Appellant complains that Lamb entered into the agreement with Sobotka the day following his appointment and did not take time to secure the highest bids. He has not directed our attention to any evidence that the prospective buyers would have paid higher prices and would also have performed all the other work required. Lamb testified that, as an assistant building inspector, he had been familiar with the problem for many months and had taken part in the negotiations long before the complaint was filed; that four persons had offered to buy the carcasses but did not want to do the other work. The most that appellant can claim for his evidence is that it created a conflict, and the resolution of that conflict was a matter for the trial court.

While the work was progressing, appellant was permitted to remove four automobiles which could be driven, and one Crosby removed a number of automobiles for which he produced evidence of ownership. Also, on one occasion, an item valued at $8 was given to someone who was conducting a drive for charity. This was done by Lamb with Sobotka's permission. Appellant complains of the manner in which the Crosby transaction was handled but does not deny Crosby's ownership. He also challenges Lamb's right to make a gift to charity. Before these things happened, Sobotka had agreed to do all the work for all the scrap and it was who suffered the loss of these items, not appellant.

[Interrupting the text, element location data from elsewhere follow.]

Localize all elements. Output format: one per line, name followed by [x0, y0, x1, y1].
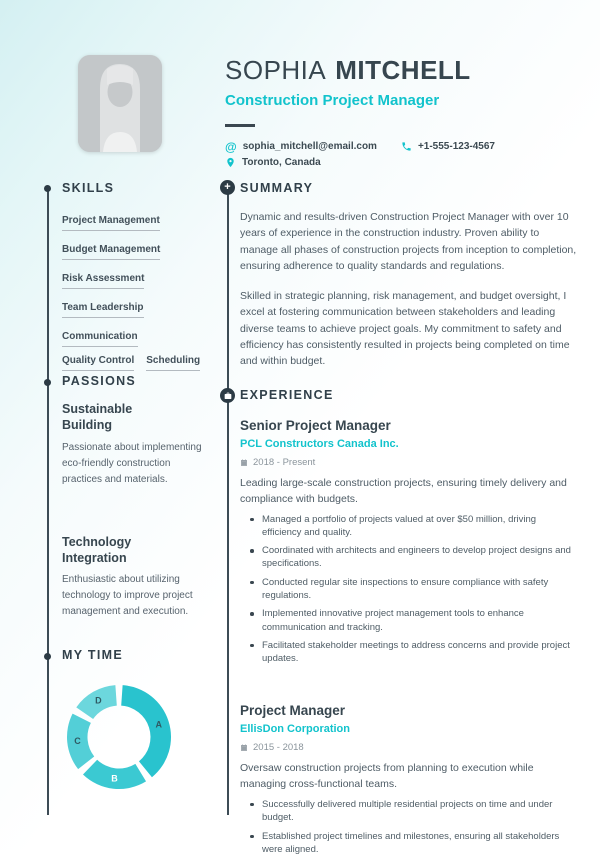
phone-icon — [401, 141, 412, 152]
job-period-text: 2015 - 2018 — [253, 742, 304, 754]
job-period-text: 2018 - Present — [253, 457, 316, 468]
phone-text: +1-555-123-4567 — [417, 141, 495, 152]
person-silhouette-icon — [78, 55, 162, 152]
right-timeline-rail — [227, 190, 229, 815]
location-text: Toronto, Canada — [242, 157, 321, 168]
skill-item: Communication — [62, 331, 138, 347]
calendar-icon — [240, 744, 248, 752]
passion-title: Technology Integration — [62, 534, 132, 565]
contact-block — [225, 141, 495, 168]
summary-paragraph: Dynamic and results-driven Construction Project Manager with over 10 years of experience in the construction industry. Proven ability to manage all phases of construction projects from inception to completion, ensuring adherence to quality standards and regulations. — [240, 211, 577, 272]
my-time-heading: MY TIME — [62, 648, 123, 662]
job-bullet: Managed a portfolio of projects valued at over $50 million, driving efficiency and quality. — [240, 513, 578, 540]
job-bullet-list — [240, 798, 578, 856]
plus-icon: + — [224, 180, 231, 193]
skill-item: Risk Assessment — [62, 273, 144, 289]
summary-section — [240, 181, 578, 369]
job-bullet: Coordinated with architects and engineers to develop project designs and specifications. — [240, 544, 578, 571]
passion-item — [62, 534, 202, 621]
left-timeline-rail — [47, 188, 49, 815]
email-link[interactable] — [225, 141, 377, 152]
page-title — [225, 55, 495, 86]
job-period — [240, 742, 578, 753]
skill-item: Project Management — [62, 215, 160, 231]
skill-item: Budget Management — [62, 244, 160, 260]
experience-section — [240, 388, 578, 856]
job-title: Senior Project Manager — [240, 418, 391, 433]
first-name: SOPHIA — [225, 55, 327, 85]
donut-label: B — [111, 773, 118, 784]
job-bullet-list — [240, 513, 578, 666]
location-link[interactable] — [225, 157, 321, 168]
experience-heading: EXPERIENCE — [240, 388, 334, 402]
experience-marker — [220, 388, 235, 403]
summary-heading: SUMMARY — [240, 181, 314, 195]
job-period — [240, 457, 578, 468]
professional-title: Construction Project Manager — [225, 92, 440, 109]
calendar-icon — [240, 459, 248, 467]
job-description: Leading large-scale construction projects, ensuring timely delivery and compliance with budgets. — [240, 477, 567, 505]
donut-label: D — [95, 695, 102, 706]
job-bullet: Conducted regular site inspections to ensure compliance with safety regulations. — [240, 576, 578, 603]
summary-marker — [220, 180, 235, 195]
phone-link[interactable] — [401, 141, 495, 152]
passions-bullet-dot — [44, 379, 51, 386]
job-bullet: Successfully delivered multiple residential projects on time and under budget. — [240, 798, 578, 825]
skill-item: Quality Control — [62, 355, 134, 371]
skill-item: Team Leadership — [62, 302, 144, 318]
job-title: Project Manager — [240, 703, 346, 719]
skills-list — [62, 210, 202, 371]
last-name: MITCHELL — [335, 55, 471, 85]
skill-item: Scheduling — [146, 355, 200, 371]
job-company: PCL Constructors Canada Inc. — [240, 438, 399, 450]
job-bullet: Implemented innovative project management tools to enhance communication and tracking. — [240, 607, 578, 634]
passion-text: Passionate about implementing eco-friendly construction practices and materials. — [62, 441, 202, 485]
my-time-section — [62, 648, 202, 792]
mytime-bullet-dot — [44, 653, 51, 660]
passion-text: Enthusiastic about utilizing technology to improve project management and execution. — [62, 574, 193, 617]
job-bullet: Facilitated stakeholder meetings to address concerns and provide project updates. — [240, 639, 578, 666]
pin-icon — [225, 157, 236, 168]
donut-label: A — [155, 719, 163, 730]
briefcase-icon — [224, 392, 232, 400]
email-text: sophia_mitchell@email.com — [242, 141, 377, 152]
title-divider — [225, 124, 255, 127]
job-entry — [240, 703, 578, 856]
passions-heading: PASSIONS — [62, 374, 137, 388]
profile-photo — [78, 55, 162, 152]
at-icon: @ — [225, 139, 237, 154]
donut-label: C — [74, 736, 81, 747]
job-entry — [240, 418, 578, 665]
job-description: Oversaw construction projects from planning to execution while managing cross-functional teams. — [240, 762, 534, 791]
my-time-donut — [64, 682, 174, 792]
job-bullet: Established project timelines and milestones, ensuring all stakeholders were aligned. — [240, 830, 578, 856]
donut-segment-A — [121, 685, 171, 777]
skills-bullet-dot — [44, 185, 51, 192]
skills-section — [62, 181, 202, 379]
summary-paragraph: Skilled in strategic planning, risk management, and budget oversight, I excel at fostering communication between stakeholders and leading diverse teams to achieve project goals. My commitment to safety and efficiency has consistently resulted in projects being completed on time and within budget. — [240, 290, 570, 368]
skills-heading: SKILLS — [62, 181, 115, 195]
header — [225, 55, 495, 168]
passions-section — [62, 374, 202, 620]
job-company: EllisDon Corporation — [240, 723, 350, 736]
passion-title: Sustainable Building — [62, 402, 133, 433]
passion-item — [62, 401, 202, 488]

Sobotka testified that he received $14,174.30 for the scrap. The automobile carcasses had to be cut with torches and the scrap separated from other materials. A house had to be removed, and in order to clean the premises it was necessary to dig large pits to bury the materials that could not be sold or burned. Sobotka testified that the cost of labor, including his own and that of his son, came to $7,855. The largest item of expense was $8,145 for equipment. With other costs, such as social security, insurance, etc., he claimed a loss of $4,893.40.

The court did not make specific findings as to the correctness of each item but from time to time expressed doubt as to some. At one point the court expressed the belief that the labor item should not include the work of Sobotka and his son. At another time it was stated that Sobotka's own equipment should not have been entered for the full amount that would have been required to rent it. However, after a consideration of the whole question, it was the court's view that Sobotka did not make a profit on his contract or at best that his profit was small. The contractor was not required to work for nothing. Our own study of the record indicates that if any profit was made it was so small that Sobotka was not adequately compensated.

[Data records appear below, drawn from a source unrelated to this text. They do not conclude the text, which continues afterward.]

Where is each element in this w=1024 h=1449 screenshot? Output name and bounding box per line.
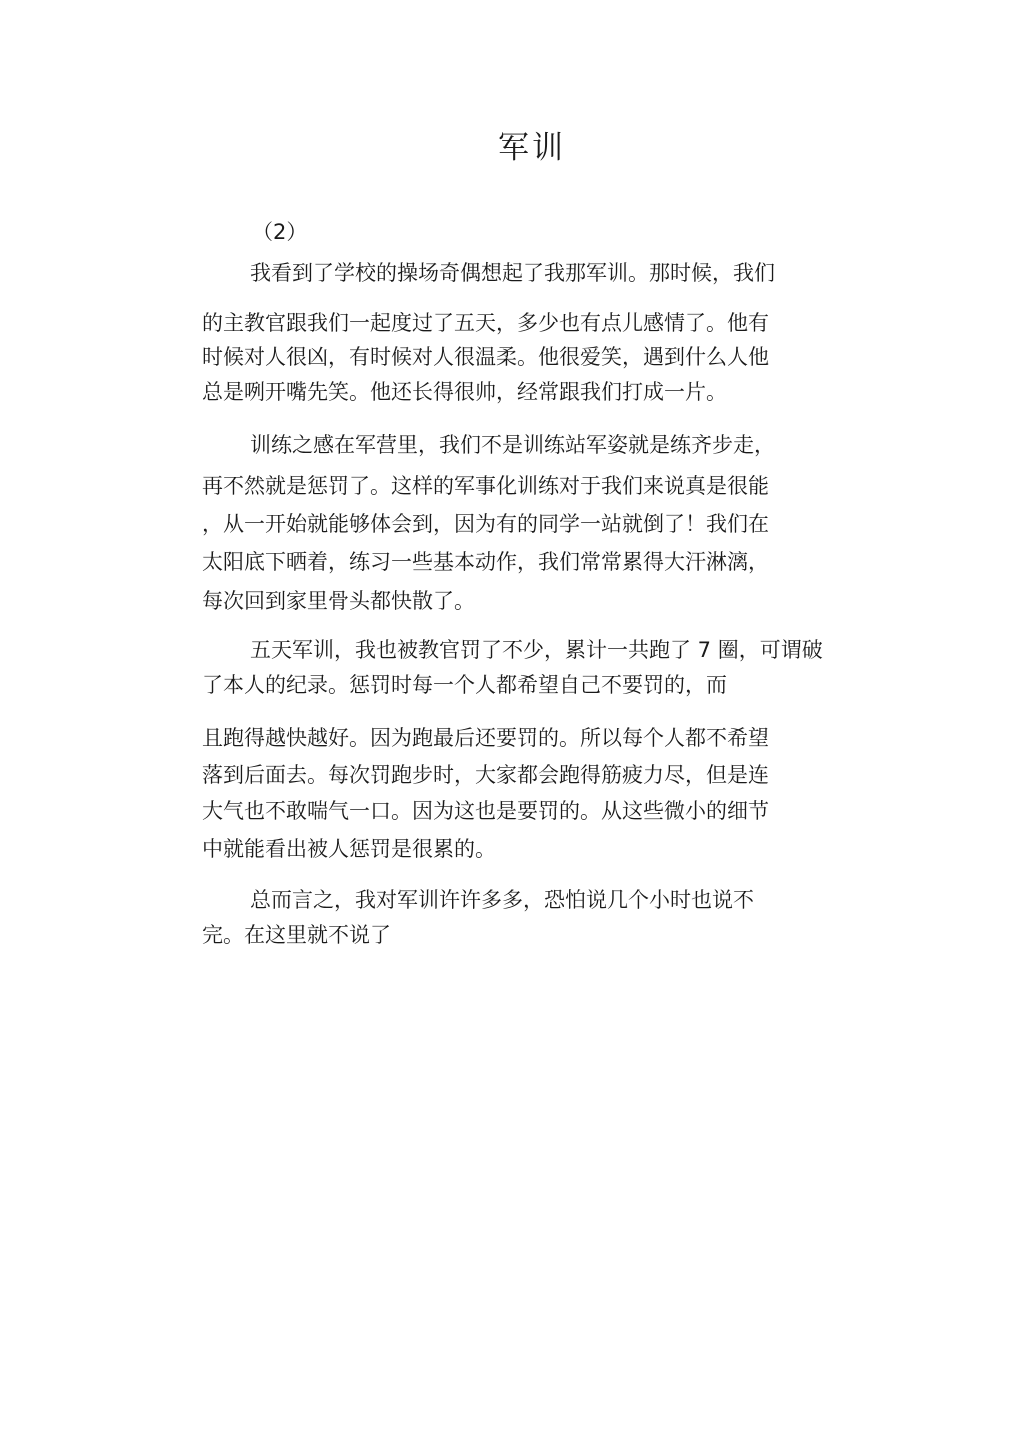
text-line: 落到后面去。每次罚跑步时，大家都会跑得筋疲力尽，但是连: [202, 763, 769, 787]
text-line: 中就能看出被人惩罚是很累的。: [202, 837, 496, 861]
text-line: 总而言之，我对军训许许多多，恐怕说几个小时也说不: [250, 888, 754, 912]
text-line: ，从一开始就能够体会到，因为有的同学一站就倒了！我们在: [202, 512, 769, 536]
document-subtitle: （2）: [252, 220, 308, 244]
text-line: 大气也不敢喘气一口。因为这也是要罚的。从这些微小的细节: [202, 799, 769, 823]
text-line: 时候对人很凶，有时候对人很温柔。他很爱笑，遇到什么人他: [202, 345, 769, 369]
text-line: 再不然就是惩罚了。这样的军事化训练对于我们来说真是很能: [202, 474, 769, 498]
text-line: 每次回到家里骨头都快散了。: [202, 589, 475, 613]
text-line: 完。在这里就不说了: [202, 923, 391, 947]
text-line: 训练之感在军营里，我们不是训练站军姿就是练齐步走，: [250, 433, 775, 457]
text-line: 我看到了学校的操场奇偶想起了我那军训。那时候，我们: [250, 261, 775, 285]
document-title: 军训: [498, 130, 566, 166]
text-line: 太阳底下晒着，练习一些基本动作，我们常常累得大汗淋漓，: [202, 550, 769, 574]
text-line: 总是咧开嘴先笑。他还长得很帅，经常跟我们打成一片。: [202, 380, 727, 404]
text-line: 的主教官跟我们一起度过了五天，多少也有点儿感情了。他有: [202, 311, 769, 335]
text-line: 了本人的纪录。惩罚时每一个人都希望自己不要罚的，而: [202, 673, 727, 697]
text-line: 五天军训，我也被教官罚了不少，累计一共跑了 7 圈，可谓破: [250, 638, 823, 662]
text-line: 且跑得越快越好。因为跑最后还要罚的。所以每个人都不希望: [202, 726, 769, 750]
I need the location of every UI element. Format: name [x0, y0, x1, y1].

Appellant testified (claiming to be an expert on all phases of the subject) that a substantial profit should have been made. He had more than seven months to do so and failed. The court was justified in rejecting his contentions. The record supports the trial court's view that Lamb was justified in awarding the contract.

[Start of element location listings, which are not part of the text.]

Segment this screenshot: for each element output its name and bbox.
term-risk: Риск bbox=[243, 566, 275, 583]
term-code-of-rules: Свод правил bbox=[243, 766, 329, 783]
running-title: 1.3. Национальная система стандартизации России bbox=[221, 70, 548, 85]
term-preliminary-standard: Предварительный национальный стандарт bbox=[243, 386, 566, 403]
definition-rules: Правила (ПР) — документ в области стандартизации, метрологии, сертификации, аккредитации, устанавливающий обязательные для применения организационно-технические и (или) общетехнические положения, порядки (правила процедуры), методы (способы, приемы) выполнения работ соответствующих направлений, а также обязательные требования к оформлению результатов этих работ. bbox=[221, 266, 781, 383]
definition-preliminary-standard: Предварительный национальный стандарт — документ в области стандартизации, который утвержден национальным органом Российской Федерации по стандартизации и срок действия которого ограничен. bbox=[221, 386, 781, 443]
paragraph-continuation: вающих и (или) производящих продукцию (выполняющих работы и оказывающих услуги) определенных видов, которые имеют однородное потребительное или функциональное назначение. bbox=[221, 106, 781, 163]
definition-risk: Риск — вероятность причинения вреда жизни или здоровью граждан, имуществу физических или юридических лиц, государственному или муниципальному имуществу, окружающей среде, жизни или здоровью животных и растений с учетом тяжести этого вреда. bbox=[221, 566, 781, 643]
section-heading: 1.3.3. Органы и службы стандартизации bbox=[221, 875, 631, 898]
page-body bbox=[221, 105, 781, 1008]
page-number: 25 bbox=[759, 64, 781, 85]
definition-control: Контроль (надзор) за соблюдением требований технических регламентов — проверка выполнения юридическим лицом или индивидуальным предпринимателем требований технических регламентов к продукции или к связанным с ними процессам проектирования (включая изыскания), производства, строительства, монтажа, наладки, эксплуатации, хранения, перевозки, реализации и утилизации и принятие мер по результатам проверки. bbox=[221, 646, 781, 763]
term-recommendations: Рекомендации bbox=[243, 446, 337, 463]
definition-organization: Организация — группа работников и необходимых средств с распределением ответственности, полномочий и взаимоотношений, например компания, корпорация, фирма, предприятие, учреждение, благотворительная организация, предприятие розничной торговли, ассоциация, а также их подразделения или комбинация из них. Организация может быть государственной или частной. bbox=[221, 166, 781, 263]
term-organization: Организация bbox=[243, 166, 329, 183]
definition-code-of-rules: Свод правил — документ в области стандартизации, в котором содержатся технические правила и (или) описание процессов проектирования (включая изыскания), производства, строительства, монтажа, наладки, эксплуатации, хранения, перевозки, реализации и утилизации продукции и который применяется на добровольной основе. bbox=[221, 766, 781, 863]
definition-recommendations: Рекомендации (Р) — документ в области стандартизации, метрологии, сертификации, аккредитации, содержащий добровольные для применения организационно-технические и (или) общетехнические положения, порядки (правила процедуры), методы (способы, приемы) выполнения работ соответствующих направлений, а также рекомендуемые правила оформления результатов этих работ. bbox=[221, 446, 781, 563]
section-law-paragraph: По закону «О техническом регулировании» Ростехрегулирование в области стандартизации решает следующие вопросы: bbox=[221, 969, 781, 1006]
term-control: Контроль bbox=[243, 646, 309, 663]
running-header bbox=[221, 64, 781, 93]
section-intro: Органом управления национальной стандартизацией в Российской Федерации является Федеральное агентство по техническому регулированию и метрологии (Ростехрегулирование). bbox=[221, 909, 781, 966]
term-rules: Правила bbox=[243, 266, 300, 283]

Appellant's arguments in this case are based upon the premise that the court was required to operate a business for him and to account meticulously for everything that was done by the contractor. Sobotka's account and actions were not considered for the purpose of determining how much profit, if any, should be paid to appellant. It was admissible to show that Lamb had entered into an honest and fair contract—one that was reasonable and necessary to accomplish the purposes of the order of abatement. Appellant does not claim that Lamb should have hauled the junk to some other location; his complaint is that he did not relize a profit.

If it had been established that Lamb's methods were dishonest, or that Sobotka did, or could have, made an unreasonable profit, a reconsideration of the whole proceeding would be in order. Appellant ignores the fact that Lamb was abating a nuisance and did so without cost to him, other than the loss due to a condition brought about by his own creation of the nuisance and his refusal to act. After a full hearing, the court found ‘That no undue advantage was taken of the defendant * * * by the Commissioner or by Joseph Sobotka * * *.’ The evidence was clearly sufficient to support that finding.

The judgment is affirmed.

PAULSEN, Justice pro tem.

BRAY, P. J., and DUNIWAY, J., concur.